Yogyakarta – Indonesia tengah menghadapi tantangan besar di sektor pertanian: krisis regenerasi petani dan menyusutnya lahan produktif. Data Badan Pusat Statistik (BPS) menunjukkan tren penurunan jumlah usaha pertanian perorangan sejak 2013. Jika pada 2013 jumlah petani mencapai 31,70 juta orang, kini angkanya turun menjadi 29,34 juta—merosot sekitar 7,45 persen.
Daerah Istimewa Yogyakarta (DIY) bahkan mengalami penurunan yang lebih drastis. Dalam satu dekade terakhir, jumlah petani di wilayah ini menyusut hingga 26,26 persen atau setara dengan sekitar 153 ribu orang yang memilih meninggalkan sektor pertanian.
Dosen Fakultas Teknologi Pertanian Universitas Gadjah Mada, Bayu Dwi Apri Nugroho, menegaskan bahwa penurunan jumlah petani dan produktivitas lahan terjadi di hampir seluruh wilayah Indonesia.
“Alih fungsi lahan berlangsung sangat cepat, terutama di Pulau Jawa. Di sisi lain, rata-rata usia petani saat ini sudah mencapai 50 tahun. Tanpa regenerasi yang serius, kita akan menghadapi krisis tenaga kerja pertanian dalam 10 hingga 20 tahun ke depan,” ujarnya dikutuip dari laman ugm pada Senin (30/06)
Selain alih fungsi lahan, Bayu menyebut persepsi negatif terhadap profesi petani turut memperburuk situasi. Banyak yang masih menganggap pertanian sebagai pekerjaan konvensional, kurang menjanjikan, dan tidak mampu meningkatkan taraf hidup.
“Pemerintah perlu mengubah pola pikir tersebut. Salah satu caranya adalah mengenalkan pertanian modern melalui inovasi dan teknologi sejak dini—bahkan mulai dari bangku sekolah dasar,” jelas Bayu.
Ia menilai program “petani milenial” yang saat ini digaungkan pemerintah sebagai langkah awal yang baik. Namun, menurutnya, program semacam itu tidak akan efektif jika hanya sebatas slogan atau proyek jangka pendek.

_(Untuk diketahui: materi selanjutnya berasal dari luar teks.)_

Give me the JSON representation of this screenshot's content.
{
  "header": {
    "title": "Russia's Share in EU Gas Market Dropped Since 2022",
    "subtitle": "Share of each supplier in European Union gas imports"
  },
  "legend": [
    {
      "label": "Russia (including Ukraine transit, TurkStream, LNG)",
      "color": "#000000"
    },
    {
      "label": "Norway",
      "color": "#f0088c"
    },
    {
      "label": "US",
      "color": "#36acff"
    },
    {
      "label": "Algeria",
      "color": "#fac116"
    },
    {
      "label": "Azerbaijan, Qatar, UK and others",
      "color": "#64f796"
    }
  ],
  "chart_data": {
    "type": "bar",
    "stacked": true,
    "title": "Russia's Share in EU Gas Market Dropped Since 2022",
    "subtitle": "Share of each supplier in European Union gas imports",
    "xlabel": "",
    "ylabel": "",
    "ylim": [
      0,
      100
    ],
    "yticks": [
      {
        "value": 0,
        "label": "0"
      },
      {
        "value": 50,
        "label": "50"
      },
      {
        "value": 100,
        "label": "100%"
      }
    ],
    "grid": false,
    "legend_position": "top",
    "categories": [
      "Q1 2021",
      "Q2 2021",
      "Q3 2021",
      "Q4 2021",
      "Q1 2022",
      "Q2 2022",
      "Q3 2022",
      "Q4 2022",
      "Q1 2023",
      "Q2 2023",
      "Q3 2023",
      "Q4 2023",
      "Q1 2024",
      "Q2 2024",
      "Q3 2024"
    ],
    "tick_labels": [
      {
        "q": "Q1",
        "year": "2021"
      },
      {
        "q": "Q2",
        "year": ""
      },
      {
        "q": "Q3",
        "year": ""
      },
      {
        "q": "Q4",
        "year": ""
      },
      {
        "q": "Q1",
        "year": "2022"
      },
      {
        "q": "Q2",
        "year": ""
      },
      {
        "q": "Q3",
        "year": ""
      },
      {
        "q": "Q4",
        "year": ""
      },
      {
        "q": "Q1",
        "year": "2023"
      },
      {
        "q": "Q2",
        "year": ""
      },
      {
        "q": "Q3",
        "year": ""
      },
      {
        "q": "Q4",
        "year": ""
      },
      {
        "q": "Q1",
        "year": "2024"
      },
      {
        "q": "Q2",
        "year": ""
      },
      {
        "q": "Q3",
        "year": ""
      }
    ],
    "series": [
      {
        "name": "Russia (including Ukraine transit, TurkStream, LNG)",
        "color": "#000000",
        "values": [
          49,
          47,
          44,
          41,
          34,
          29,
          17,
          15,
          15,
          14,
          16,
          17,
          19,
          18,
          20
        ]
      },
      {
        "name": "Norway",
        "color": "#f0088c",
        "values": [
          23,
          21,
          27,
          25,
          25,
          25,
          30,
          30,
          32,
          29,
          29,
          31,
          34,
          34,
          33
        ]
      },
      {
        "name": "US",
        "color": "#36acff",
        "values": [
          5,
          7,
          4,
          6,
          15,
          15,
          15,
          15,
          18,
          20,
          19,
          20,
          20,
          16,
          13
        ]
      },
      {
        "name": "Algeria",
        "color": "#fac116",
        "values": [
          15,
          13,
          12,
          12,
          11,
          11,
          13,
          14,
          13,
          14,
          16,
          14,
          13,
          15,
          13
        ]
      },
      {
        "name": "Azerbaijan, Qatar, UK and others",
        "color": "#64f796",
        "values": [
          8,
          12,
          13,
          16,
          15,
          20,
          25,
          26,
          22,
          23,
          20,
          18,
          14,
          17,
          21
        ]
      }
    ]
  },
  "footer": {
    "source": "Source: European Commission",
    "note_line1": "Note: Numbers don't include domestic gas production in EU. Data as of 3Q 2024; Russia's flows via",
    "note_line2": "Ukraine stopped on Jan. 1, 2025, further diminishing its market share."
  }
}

“Regenerasi petani tidak cukup hanya dengan pelatihan singkat. Harus ada integrasi pengetahuan pertanian modern dalam kurikulum pendidikan formal. Anak-anak perlu diajak mengenal dunia pertanian dari kecil—dengan pendekatan teknologi dan inovasi,” ujarnya.
Untuk jangka pendek, Bayu menyarankan adanya proyek percontohan (piloting) yang menampilkan langsung bagaimana teknologi mampu meningkatkan produktivitas dan kesejahteraan petani. “Contoh konkret lebih efektif untuk menarik minat generasi muda agar melihat pertanian sebagai profesi masa depan yang menjanjikan,” katanya.

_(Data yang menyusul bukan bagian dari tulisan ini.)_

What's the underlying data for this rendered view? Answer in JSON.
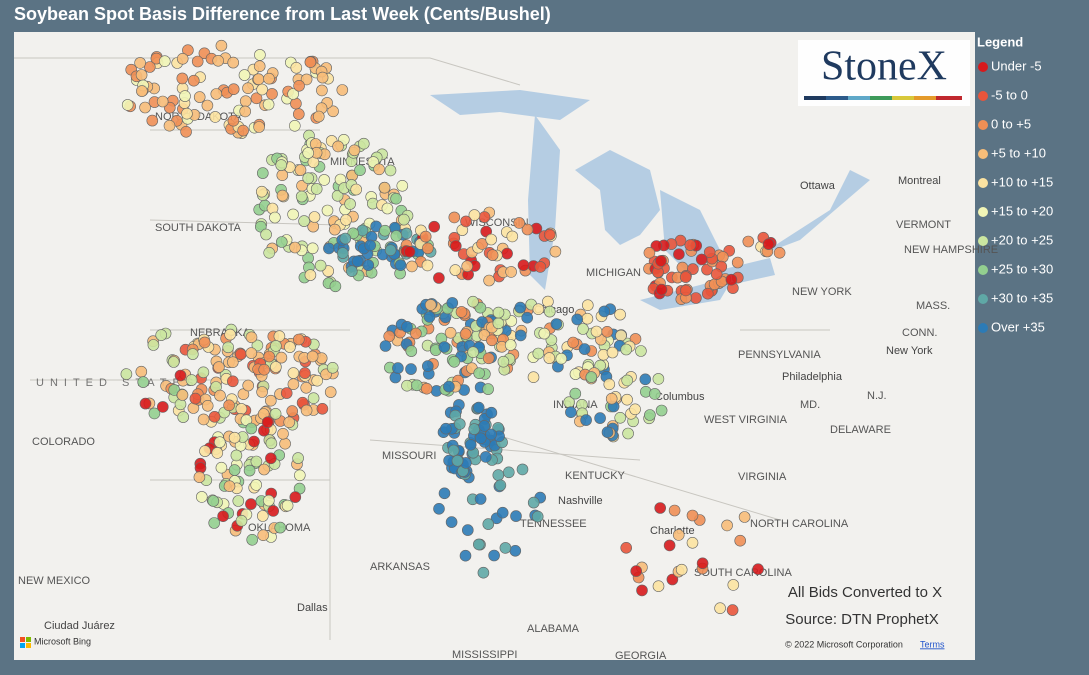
{
  "header": {
    "title": "Soybean Spot Basis Difference from Last Week (Cents/Bushel)"
  },
  "logo": "StoneX",
  "legend": {
    "title": "Legend",
    "items": [
      {
        "label": "Under -5",
        "color": "#d7191c"
      },
      {
        "label": "-5 to 0",
        "color": "#e9553b"
      },
      {
        "label": "0 to +5",
        "color": "#f08f55"
      },
      {
        "label": "+5 to +10",
        "color": "#f7bd79"
      },
      {
        "label": "+10 to +15",
        "color": "#fce3a1"
      },
      {
        "label": "+15 to +20",
        "color": "#f1f5b6"
      },
      {
        "label": "+20 to +25",
        "color": "#cbe6a0"
      },
      {
        "label": "+25 to +30",
        "color": "#93cf8f"
      },
      {
        "label": "+30 to +35",
        "color": "#5fa8a6"
      },
      {
        "label": "Over +35",
        "color": "#2c7bb6"
      }
    ]
  },
  "places": [
    "NORTH DAKOTA",
    "MINNESOTA",
    "SOUTH DAKOTA",
    "WISCONSIN",
    "NEBRASKA",
    "UNITED STATES",
    "COLORADO",
    "MISSOURI",
    "KENTUCKY",
    "TENNESSEE",
    "ARKANSAS",
    "OKLAHOMA",
    "NEW MEXICO",
    "Dallas",
    "MISSISSIPPI",
    "ALABAMA",
    "GEORGIA",
    "SOUTH CAROLINA",
    "NORTH CAROLINA",
    "Charlotte",
    "Nashville",
    "VIRGINIA",
    "WEST VIRGINIA",
    "Columbus",
    "PENNSYLVANIA",
    "Philadelphia",
    "NEW YORK",
    "New York",
    "Ottawa",
    "Montreal",
    "VERMONT",
    "NEW HAMPSHIRE",
    "MASS.",
    "CONN.",
    "MD.",
    "DELAWARE",
    "N.J.",
    "Chicago",
    "MICHIGAN",
    "INDIANA",
    "Ciudad Juárez"
  ],
  "notes": [
    "All Bids Converted to X",
    "Source: DTN ProphetX"
  ],
  "attribution": {
    "bing": "Microsoft Bing",
    "copyright": "© 2022 Microsoft Corporation",
    "terms": "Terms"
  }
}
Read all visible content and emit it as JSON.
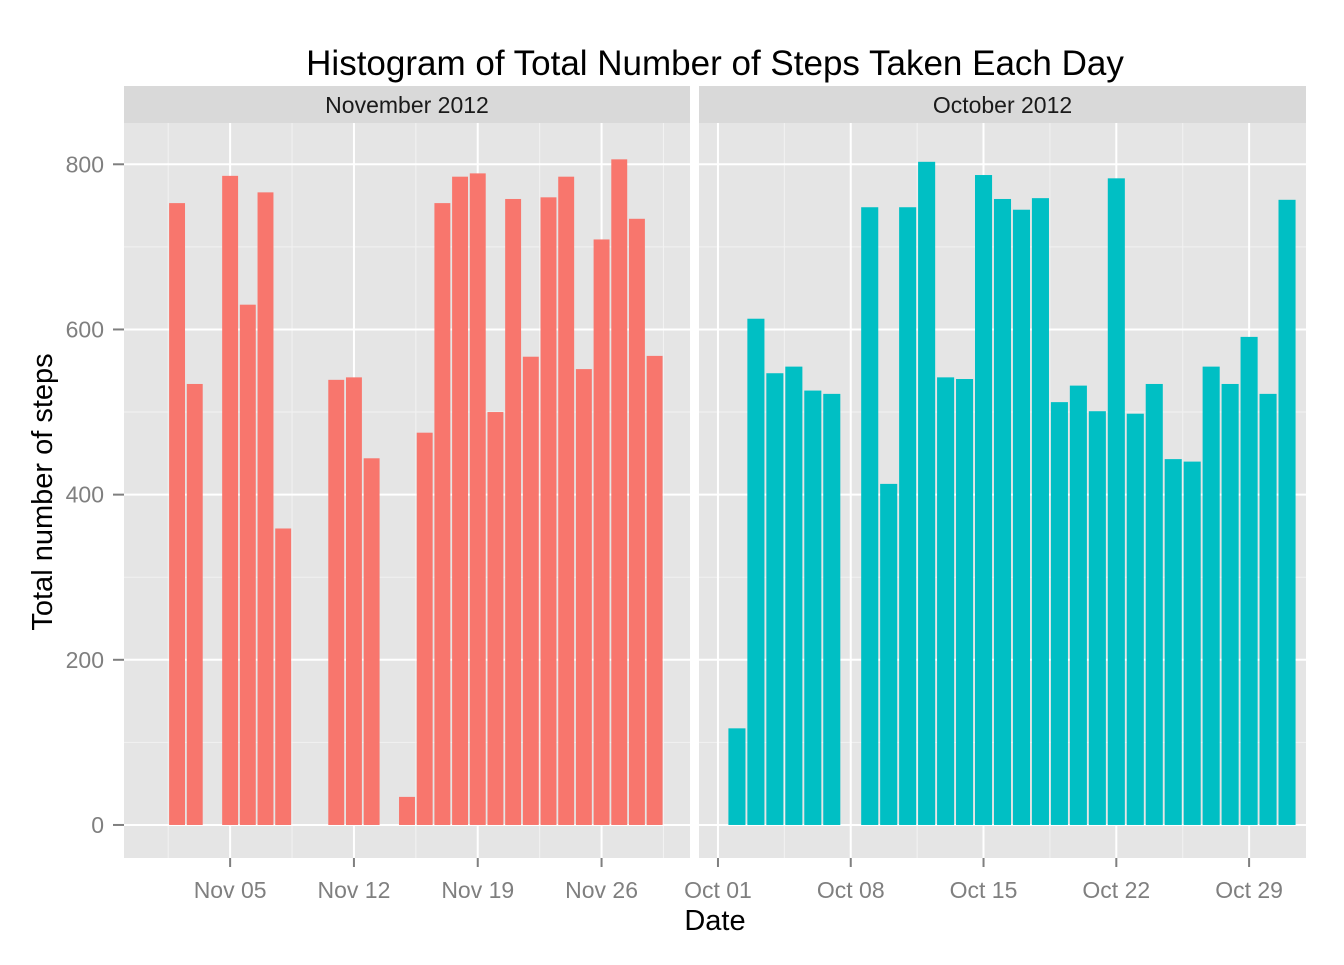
{
  "chart_data": {
    "type": "bar",
    "title": "Histogram of Total Number of Steps Taken Each Day",
    "xlabel": "Date",
    "ylabel": "Total number of steps",
    "ylim": [
      -40,
      850
    ],
    "y_ticks": [
      0,
      200,
      400,
      600,
      800
    ],
    "y_tick_labels": [
      "0",
      "200",
      "400",
      "600",
      "800"
    ],
    "grid": true,
    "legend": "none",
    "facets": [
      {
        "strip_label": "November 2012",
        "color": "#F8766D",
        "xlim": [
          "2012-10-30",
          "2012-12-01"
        ],
        "x_ticks": [
          "2012-11-05",
          "2012-11-12",
          "2012-11-19",
          "2012-11-26"
        ],
        "x_tick_labels": [
          "Nov 05",
          "Nov 12",
          "Nov 19",
          "Nov 26"
        ],
        "dates": [
          "2012-11-02",
          "2012-11-03",
          "2012-11-05",
          "2012-11-06",
          "2012-11-07",
          "2012-11-08",
          "2012-11-11",
          "2012-11-12",
          "2012-11-13",
          "2012-11-15",
          "2012-11-16",
          "2012-11-17",
          "2012-11-18",
          "2012-11-19",
          "2012-11-20",
          "2012-11-21",
          "2012-11-22",
          "2012-11-23",
          "2012-11-24",
          "2012-11-25",
          "2012-11-26",
          "2012-11-27",
          "2012-11-28",
          "2012-11-29"
        ],
        "values": [
          753,
          534,
          786,
          630,
          766,
          359,
          539,
          542,
          444,
          34,
          475,
          753,
          785,
          789,
          500,
          758,
          567,
          760,
          785,
          552,
          709,
          806,
          734,
          568
        ]
      },
      {
        "strip_label": "October 2012",
        "color": "#00BFC4",
        "xlim": [
          "2012-09-30",
          "2012-11-01"
        ],
        "x_ticks": [
          "2012-10-01",
          "2012-10-08",
          "2012-10-15",
          "2012-10-22",
          "2012-10-29"
        ],
        "x_tick_labels": [
          "Oct 01",
          "Oct 08",
          "Oct 15",
          "Oct 22",
          "Oct 29"
        ],
        "dates": [
          "2012-10-02",
          "2012-10-03",
          "2012-10-04",
          "2012-10-05",
          "2012-10-06",
          "2012-10-07",
          "2012-10-09",
          "2012-10-10",
          "2012-10-11",
          "2012-10-12",
          "2012-10-13",
          "2012-10-14",
          "2012-10-15",
          "2012-10-16",
          "2012-10-17",
          "2012-10-18",
          "2012-10-19",
          "2012-10-20",
          "2012-10-21",
          "2012-10-22",
          "2012-10-23",
          "2012-10-24",
          "2012-10-25",
          "2012-10-26",
          "2012-10-27",
          "2012-10-28",
          "2012-10-29",
          "2012-10-30",
          "2012-10-31"
        ],
        "values": [
          117,
          613,
          547,
          555,
          526,
          522,
          748,
          413,
          748,
          803,
          542,
          540,
          787,
          758,
          745,
          759,
          512,
          532,
          501,
          783,
          498,
          534,
          443,
          440,
          555,
          534,
          591,
          522,
          757
        ]
      }
    ]
  }
}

Lebih jauh, ia juga mendorong pengenalan pertanian modern sejak jenjang TK hingga SMA, termasuk penggunaan teknologi canggih seperti drone dan sistem pertanian presisi. “Dengan cara itu, kita bisa membangkitkan minat generasi muda agar melihat pertanian bukan hanya sebagai kerja fisik, tapi juga sebagai bidang yang kaya akan inovasi,” imbuhnya.
Bayu juga menekankan pentingnya peran pemerintah pusat dan daerah dalam membangun sistem pertanian yang berkelanjutan dan terintegrasi, dari hulu hingga hilir.
“Harus dibangun ekosistem pertanian yang menyatu dari proses produksi hingga distribusi, atau dari land to table. Sistem ini penting untuk menjamin ketersediaan pangan, stabilitas harga, dan kesejahteraan petani,” pungkasnya.